My mother eventually divorced and moved us from South Carolina to New Orleans, the city of falling angels, some call it. For years, she was in bad relationships, suffered from depression and did not always know how to be an adult mother to us. But she found her way to “her people,” with the African-American musicians of New Orleans, many of whom became her friends, And when she was in her 50s, she found a way to go back to school where she earned an advanced nursing degree. She got a job on the psych ward at the infamous, inner-city Charity Hospital, where she tended the poorest of the poor as they lay weeping. She seemed to find as much solace in them as they did her, carrying into her soul their stories of joy and pain and wisdom. And then one day when she was in her late 50s, she found out she was sick. She'd contracted Hepatitis C, from a tainted transfusion she received during cancer surgery 10 years before. She quit her job and sank into a suffering I’d never known before.

Mama, a few years before she died, in her beloved New Orleans.
The stories and images of poverty, depression, isolation and self-medication are too many, too dramatic and too distracting to bring up here. Simply put, my mother didn’t know how to help herself. We didn’t either -- all the way up to the day she died in a Baton Rouge hospital, from burns suffered in an accidental fire. Wrapped like a mummy, intubated and sedated, with 38 percent of her body ravaged with third-degre burns, she fought four days for her life, until one-by-one, her systems shut down, and she died with her daughters singing and praying her to her passing. 

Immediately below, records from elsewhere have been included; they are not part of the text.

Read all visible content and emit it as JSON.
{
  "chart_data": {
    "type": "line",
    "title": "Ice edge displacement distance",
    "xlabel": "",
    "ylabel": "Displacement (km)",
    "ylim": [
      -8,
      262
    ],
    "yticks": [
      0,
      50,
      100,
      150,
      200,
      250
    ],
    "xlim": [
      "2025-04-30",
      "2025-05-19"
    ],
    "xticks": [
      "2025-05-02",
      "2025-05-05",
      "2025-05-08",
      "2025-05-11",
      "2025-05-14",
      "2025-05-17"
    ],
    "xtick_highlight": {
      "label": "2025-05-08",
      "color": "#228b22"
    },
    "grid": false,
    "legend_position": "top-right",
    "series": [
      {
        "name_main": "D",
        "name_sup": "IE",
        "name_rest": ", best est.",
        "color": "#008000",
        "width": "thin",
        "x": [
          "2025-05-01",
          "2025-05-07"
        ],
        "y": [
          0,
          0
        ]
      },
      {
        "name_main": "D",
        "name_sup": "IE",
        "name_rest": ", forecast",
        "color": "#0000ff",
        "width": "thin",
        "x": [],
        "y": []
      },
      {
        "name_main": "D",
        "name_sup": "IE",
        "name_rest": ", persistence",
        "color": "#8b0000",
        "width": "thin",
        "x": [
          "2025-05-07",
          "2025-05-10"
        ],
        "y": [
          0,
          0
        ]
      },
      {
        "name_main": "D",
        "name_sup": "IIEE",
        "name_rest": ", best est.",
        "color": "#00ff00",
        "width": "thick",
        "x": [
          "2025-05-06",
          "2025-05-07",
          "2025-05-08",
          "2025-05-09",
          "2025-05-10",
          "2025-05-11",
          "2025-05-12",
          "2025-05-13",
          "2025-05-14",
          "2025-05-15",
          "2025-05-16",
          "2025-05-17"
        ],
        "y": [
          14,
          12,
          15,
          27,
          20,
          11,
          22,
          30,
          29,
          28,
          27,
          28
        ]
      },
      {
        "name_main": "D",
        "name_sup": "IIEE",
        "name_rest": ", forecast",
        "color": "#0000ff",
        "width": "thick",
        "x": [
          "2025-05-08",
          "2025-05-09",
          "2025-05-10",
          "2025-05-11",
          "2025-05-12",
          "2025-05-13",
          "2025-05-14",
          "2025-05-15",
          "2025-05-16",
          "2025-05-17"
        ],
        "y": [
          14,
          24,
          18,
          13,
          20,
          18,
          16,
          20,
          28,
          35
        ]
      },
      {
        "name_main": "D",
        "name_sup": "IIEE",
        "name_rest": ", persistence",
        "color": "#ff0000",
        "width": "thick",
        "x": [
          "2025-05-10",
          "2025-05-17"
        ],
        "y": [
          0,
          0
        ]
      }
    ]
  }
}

That afternoon after she died, we all went back to her house, where we found a holy card taped on the wall next to her bed. Inscribed with a passage from the Bible, the card said “Weeping may endure the night. But joy cometh in the morning.” 

Suffice it to say that my sisters and I learned compassion of the downtrodden by birthright, too, simply by being our mother’s daughters.

I don’t always get it right. I don’t always have perfect thinking about people who are different than me, in whatever way they are different. But I do understand the dream. And every year, on this day when we at least utter the name, "Dr. Martin Luther King, Junior," I find a way to commemorate that dream. Some years, I gather up the children and drive into inner-city Cleveland to participate in activities there. Other years, I drum in an African drumming group, performing before a church congregation in Kent. This year, I joined the Unitarian-Universalist choir in a song that put to words one of MLK’s sermons. It was a sermon delivered two months before he died, during which he spoke with some measure of premonition of his own death. http://mlk-kpp01.stanford.edu/index.php/encyclopedia/documentsentry/doc_the_drum_major_instinct/

    “If you’re around when I have to meet my day,
    I want you to be able to say 
    That I did try to feed the hungry,
    That I did try to clothe the naked,
    That I tried to serve humanity.”

This was my mother’s legacy, too. 

That she tried. 

That’s all. 

I don’t have to get it perfect either. But I do have to try.